Ciò che mi preoccupa non è la divergenza di pensiero, quanto piuttosto la perdita di senso della parola coalizione.
Fintanto che coalizione significherà “allearsi contro” non sarà possibile parlare di un reale cambiamento.
In questi termini si perde il valore della collaborazione e di una crescita autentica.
Fintanto che la soluzione delle divergenze coinciderà con l’attacco della fragilità dell’altro non potremo parlare di un reale miglioramento e di una prospettiva più funzionale.
Il fair play nel gioco come in ogni altra dimensione della vita pone una differenza importante tra chi ha veramente a cuore la sorte dell’altro, nonostante le differenze e nonostante tutto e chi invece, semplicemente, pensa di essere migliore.
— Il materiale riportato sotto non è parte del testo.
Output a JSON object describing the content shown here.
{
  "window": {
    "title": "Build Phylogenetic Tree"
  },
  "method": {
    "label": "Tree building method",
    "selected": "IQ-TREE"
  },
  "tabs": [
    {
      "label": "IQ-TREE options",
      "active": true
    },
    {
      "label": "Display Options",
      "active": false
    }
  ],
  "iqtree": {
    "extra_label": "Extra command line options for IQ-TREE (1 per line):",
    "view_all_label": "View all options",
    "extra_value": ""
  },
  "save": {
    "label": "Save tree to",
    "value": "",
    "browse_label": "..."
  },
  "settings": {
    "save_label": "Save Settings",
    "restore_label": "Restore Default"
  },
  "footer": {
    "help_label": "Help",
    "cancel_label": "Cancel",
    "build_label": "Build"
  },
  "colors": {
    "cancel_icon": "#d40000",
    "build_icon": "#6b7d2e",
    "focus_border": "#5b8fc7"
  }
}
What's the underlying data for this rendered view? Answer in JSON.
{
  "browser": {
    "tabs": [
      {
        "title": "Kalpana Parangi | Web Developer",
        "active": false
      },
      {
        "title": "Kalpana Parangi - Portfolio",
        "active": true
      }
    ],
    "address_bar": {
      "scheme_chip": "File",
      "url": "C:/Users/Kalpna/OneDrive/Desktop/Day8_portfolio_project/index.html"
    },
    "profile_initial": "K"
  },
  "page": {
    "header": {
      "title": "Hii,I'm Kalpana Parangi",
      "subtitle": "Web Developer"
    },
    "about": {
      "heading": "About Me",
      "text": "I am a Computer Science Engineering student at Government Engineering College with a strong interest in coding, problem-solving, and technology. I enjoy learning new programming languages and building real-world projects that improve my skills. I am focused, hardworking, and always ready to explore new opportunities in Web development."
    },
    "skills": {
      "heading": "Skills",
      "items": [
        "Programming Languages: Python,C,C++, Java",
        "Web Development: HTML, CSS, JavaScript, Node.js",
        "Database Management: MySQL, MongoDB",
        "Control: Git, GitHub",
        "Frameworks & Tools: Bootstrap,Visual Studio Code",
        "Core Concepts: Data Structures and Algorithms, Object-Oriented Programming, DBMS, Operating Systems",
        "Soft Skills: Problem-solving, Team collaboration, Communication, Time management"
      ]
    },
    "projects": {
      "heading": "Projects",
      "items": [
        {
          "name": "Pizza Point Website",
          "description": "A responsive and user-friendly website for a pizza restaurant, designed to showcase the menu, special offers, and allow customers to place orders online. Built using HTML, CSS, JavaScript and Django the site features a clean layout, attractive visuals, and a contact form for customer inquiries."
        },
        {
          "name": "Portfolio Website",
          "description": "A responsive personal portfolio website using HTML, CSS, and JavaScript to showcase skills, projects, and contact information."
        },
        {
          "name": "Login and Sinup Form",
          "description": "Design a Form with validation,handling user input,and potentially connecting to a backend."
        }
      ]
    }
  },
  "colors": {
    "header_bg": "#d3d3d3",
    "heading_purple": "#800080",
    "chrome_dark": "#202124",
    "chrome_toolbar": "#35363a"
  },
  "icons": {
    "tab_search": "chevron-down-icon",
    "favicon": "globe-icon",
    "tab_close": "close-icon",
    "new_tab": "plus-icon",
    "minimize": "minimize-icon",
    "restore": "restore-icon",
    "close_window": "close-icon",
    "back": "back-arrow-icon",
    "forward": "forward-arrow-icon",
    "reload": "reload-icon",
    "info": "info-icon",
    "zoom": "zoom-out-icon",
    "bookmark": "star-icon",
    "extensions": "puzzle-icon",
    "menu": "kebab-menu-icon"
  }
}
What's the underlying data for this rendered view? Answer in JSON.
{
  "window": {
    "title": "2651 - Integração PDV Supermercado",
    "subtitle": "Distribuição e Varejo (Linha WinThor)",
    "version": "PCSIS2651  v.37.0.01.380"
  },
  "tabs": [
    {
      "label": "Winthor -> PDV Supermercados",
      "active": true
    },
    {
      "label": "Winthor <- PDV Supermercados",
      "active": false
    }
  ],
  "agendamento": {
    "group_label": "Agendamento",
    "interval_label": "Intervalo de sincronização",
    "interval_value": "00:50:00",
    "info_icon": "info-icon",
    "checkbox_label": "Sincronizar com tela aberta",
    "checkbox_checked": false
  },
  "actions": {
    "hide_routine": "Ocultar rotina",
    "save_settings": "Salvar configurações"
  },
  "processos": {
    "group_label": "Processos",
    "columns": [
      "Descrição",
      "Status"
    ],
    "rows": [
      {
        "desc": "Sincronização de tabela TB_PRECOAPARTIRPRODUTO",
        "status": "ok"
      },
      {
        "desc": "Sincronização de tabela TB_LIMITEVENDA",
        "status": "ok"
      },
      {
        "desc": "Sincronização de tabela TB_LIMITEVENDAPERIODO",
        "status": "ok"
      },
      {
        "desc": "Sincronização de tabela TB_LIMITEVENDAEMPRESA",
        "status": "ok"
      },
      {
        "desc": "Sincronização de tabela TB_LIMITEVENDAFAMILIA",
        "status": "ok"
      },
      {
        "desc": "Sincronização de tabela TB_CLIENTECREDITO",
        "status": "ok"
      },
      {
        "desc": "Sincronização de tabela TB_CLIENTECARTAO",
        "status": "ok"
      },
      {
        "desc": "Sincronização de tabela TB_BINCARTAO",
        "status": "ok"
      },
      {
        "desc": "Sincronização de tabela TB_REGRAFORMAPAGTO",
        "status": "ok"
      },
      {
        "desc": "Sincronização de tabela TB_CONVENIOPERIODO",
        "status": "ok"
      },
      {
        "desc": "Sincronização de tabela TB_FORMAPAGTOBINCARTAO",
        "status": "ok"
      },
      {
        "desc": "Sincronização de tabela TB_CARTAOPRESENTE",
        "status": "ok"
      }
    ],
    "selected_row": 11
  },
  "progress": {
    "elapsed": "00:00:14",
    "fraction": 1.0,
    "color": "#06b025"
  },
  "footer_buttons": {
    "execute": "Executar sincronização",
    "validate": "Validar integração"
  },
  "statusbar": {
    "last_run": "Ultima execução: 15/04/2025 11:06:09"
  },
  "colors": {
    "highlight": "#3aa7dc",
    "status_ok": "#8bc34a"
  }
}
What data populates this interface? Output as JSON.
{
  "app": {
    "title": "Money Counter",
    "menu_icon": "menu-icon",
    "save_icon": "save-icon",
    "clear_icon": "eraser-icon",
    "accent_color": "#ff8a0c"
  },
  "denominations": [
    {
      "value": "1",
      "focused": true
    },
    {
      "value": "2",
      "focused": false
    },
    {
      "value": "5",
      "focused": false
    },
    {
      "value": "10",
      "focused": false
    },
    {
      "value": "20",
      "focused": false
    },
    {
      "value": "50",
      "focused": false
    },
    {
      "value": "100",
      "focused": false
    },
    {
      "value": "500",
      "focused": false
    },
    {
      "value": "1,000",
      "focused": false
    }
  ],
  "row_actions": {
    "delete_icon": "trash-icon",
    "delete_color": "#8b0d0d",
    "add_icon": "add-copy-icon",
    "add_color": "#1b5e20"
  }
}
Di fronte a ciò che diverge da noi e dal nostro pensiero, l’indebolimento e annientamento dell’altro diventa una convinzione con funzioni di tutela sulla eventuale perdita di identità.
Ma si tratta di un’illusione.
La determinazione della propria individualità non avviene mai attraverso l’eliminazione dell’altro quanto piuttosto attraverso un processo di differenziazione in cui l’altro svolge una funzione determinante.
L’altro mi è prezioso, senza l’altro io non esisterei, senza di me l’altro non esisterebbe.
Secondo Bateson l’informazione è ciò che deriva dalla percezione di una differenza, se le realtà fossero tutte identiche non avremmo nessun tipo di informazione.
Se esistessero solo i cerchi non ne capiremmo mai le qualità. Solo la presenza di altre figure geometriche permette di cogliere la specificità insita nel cerchio.
Solo la reale conoscenza della differenza garantisce informazione.
La differenza tra me e l’altro quindi non solo pone le basi a un processo di maturazione individuale ma diventa condizione fondamentale perché possa esserci la sopravvivenza fisica e psichica degli esseri umani.
Il pensiero, punto di forza e di fragilità del genere umano, ha bisogno di attenzione, di reali possibilità di evoluzione.
Socrate, a proposito del pensiero, propone tre interrogativi meglio conosciuti come i tre setacci, e invita a domandarci prima di parlare:
“Quello che sto per dire è vero? E’ positivo? E’ utile?“.
Se applicassimo più spesso questa semplice regola invece di parlare senza pensare, il mondo sarebbe da subito un posto migliore o quantomeno più silenzioso.